3. Ask the students if they think a tipi would be a good housing choice for the Native Tribes that lived in Michigan and why or why not. What other choices may they have had? Guide students to consider particular issues in Michigan, such as weather, flooding, wild animals, and so forth.

B. Development-

1. Explain to the students that we are going to be looking at some of the Native Tribes that lived in Michigan in the period of time just before European Settlers came to Michigan.
2. Ask students to share what they remember from our last lesson about this period in Native culture history. Focus and remind students of lacking technologies that made Native Cultures more dependent and influenced by their environment.
3. Show the Tribal cards to the students and explain that they are going to be working with a group to become an expert on a particular Native Tribe of Michigan. They are going to be learning about the type of housing their tribe used, as well as some important facts about their daily lives such as food, clothing, and different jobs or duties. Then they will share their Tribe with the class. Each group will choose a "reader" to read their card, while the others act out the description.

C. Practice-

1.Get the students into groups and pass out Native Tribe cards. Place the optional props on a table in the center of the room for students to gather and use as needed.
2. Working together, the students will read the card, choose a reader, and discuss how to best present the information on the card.

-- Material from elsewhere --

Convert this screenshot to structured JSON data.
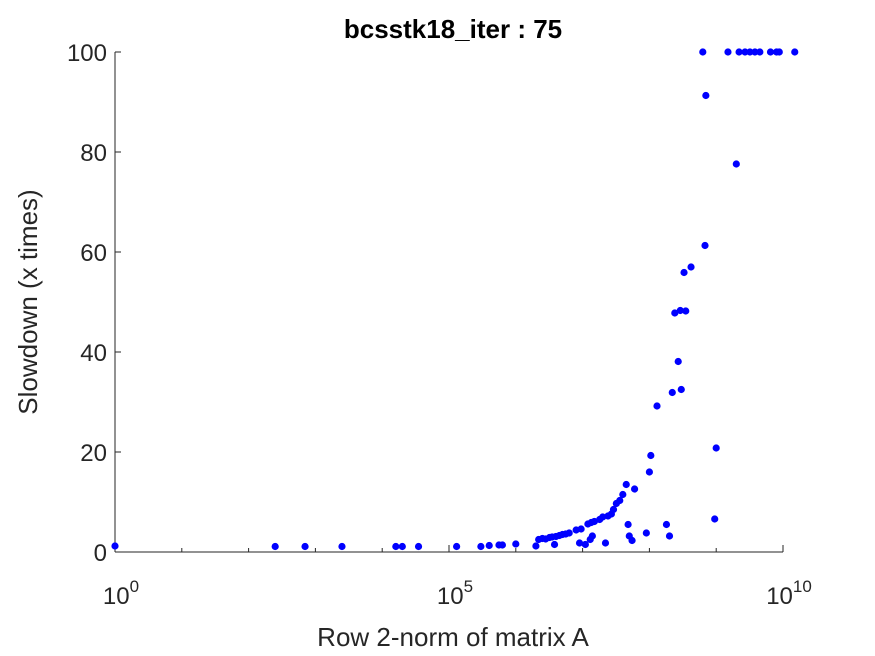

They will then be able to practice and revise their plans before presenting them to the class.
3. As the students are working, visit each group to help with any difficulties, answer questions, make clarifications, and check for students' understanding. (Refrain from making "director" suggestions or guiding the acting process too much.)
4. While students are working in their small groups, explain to each group individually the next part of the assignment, where they will be taking notes on the other skits. Share and model how to complete the worksheets, answer any questions the students may have, and work together to complete the section for their own tribe.

D. Independent Practice-

1.Gather the class together to watch the presentations, and allow groups to present their material. As each group presents, watch and offer assistance to students completing the note-taking worksheets.
2. After each presentation, highlight and ask students to share their notes from the "Cultural Characteristics" side of the worksheet. Allow students additional time to add to their notes from the observations of others.
When all of the groups have presented, allow the students to separate into their groups and discuss the "Environmental Factor" half of the worksheet.
3. Ask each group to then share the "Environmental Factors" they determined for their own tribe.

Checking for understanding-

1. Using their notes, create a diorama of one of the six cultures presented. Check for correct environmental and cultural elements.
2. Assess the worksheets for an understanding between cultural/environmental links and differences between the cultures presented.


As a class, create a list of important environmental factors (weather, native plant life, animal life, topography, access to water, etc.) that influenced Native cultures. Ask students to share ways these factors still effect people living in Michigan, people living in other parts of the world, and ways we have been able to use and/or overcome environmental factors. Check for understanding of key cultural elements and environmental categories.